Workers in California and throughout the country with same-sex partners may enjoy additional protection based on a federal judge's ruling in a discrimination case. The case dealt with an employee in the medical field who said that another employee who was his superior had harassed him for being gay. The Equal Employment Opportunity Commission argued that being harassed several times per week constituted creating a hostile work environment.
In denying the defendant's motion to dismiss the lawsuit, the Pennsylvania district court judge ruled that the case could proceed because the behavior violated the protections of Title VII regarding sex discrimination. However, the judge also noted in a footnote that a correspondence could be found in the prohibition against racial discrimination as well. Since racial discrimination prevents discriminating against a person on the basis of who their partner is, a similar argument could be made that harassing a gay person also discriminates against a person based on their choice of partner.

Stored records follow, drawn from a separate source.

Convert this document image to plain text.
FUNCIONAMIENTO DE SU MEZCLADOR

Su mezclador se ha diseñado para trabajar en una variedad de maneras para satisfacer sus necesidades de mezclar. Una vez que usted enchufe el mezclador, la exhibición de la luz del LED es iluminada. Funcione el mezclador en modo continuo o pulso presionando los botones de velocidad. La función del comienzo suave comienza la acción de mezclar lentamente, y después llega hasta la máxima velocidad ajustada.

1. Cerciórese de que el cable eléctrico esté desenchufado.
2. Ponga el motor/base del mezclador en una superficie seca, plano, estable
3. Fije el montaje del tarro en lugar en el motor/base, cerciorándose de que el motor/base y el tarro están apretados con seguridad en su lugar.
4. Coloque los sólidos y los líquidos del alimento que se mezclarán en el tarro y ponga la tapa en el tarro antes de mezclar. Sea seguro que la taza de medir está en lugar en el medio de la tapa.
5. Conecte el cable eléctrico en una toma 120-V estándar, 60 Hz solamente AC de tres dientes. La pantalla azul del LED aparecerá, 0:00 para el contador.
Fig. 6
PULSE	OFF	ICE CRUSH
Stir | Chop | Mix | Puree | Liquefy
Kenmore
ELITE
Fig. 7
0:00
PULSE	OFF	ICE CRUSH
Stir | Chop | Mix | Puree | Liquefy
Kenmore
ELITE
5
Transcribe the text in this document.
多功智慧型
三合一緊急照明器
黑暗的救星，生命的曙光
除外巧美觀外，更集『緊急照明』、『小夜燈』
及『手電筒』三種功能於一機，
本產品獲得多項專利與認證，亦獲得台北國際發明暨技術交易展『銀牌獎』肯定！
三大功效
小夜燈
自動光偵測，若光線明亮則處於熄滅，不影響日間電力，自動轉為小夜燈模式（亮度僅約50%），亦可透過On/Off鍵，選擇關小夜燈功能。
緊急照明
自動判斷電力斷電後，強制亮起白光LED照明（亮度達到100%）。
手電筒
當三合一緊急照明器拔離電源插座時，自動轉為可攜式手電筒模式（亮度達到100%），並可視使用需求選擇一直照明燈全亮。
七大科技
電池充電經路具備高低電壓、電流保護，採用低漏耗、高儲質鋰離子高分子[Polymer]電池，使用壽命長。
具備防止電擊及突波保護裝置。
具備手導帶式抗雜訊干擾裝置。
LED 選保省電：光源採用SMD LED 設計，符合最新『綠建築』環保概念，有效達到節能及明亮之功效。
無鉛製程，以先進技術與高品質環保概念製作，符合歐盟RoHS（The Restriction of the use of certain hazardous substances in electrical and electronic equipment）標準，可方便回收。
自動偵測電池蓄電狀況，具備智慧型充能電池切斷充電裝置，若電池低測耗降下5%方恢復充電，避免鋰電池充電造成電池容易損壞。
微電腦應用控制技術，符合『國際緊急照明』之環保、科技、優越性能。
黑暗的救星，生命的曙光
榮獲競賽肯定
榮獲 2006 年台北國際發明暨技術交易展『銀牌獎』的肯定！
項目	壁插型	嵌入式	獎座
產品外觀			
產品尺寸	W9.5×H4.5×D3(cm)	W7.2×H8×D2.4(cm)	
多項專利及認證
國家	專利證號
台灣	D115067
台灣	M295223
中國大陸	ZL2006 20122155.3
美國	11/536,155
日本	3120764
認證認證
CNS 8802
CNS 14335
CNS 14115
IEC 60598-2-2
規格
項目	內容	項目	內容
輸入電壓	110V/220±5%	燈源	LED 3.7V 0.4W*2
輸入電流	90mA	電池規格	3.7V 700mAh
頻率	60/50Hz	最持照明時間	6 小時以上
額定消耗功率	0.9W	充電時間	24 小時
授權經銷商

In prior cases, the EEOC's argument has been that discrimination based on sexual orientation is prohibited because it involves stereotyping a person based on their sex. The Supreme Court ruled in a 1989 case that a female employee could not be required to look more feminine. The judge in this case argued that under that same ruling, a person could not be forced to fit into a certain gendered expectation regarding sexual attraction.
People who have been the victim of workplace harassment may worry that they are putting their job in danger if they confront the behavior, or they might not know their rights. They may want to consult an attorney to discuss how best to proceed. If following the guidelines set forth in the company manual proves to be fruitless, then the next step might be to file a claim with the EEOC.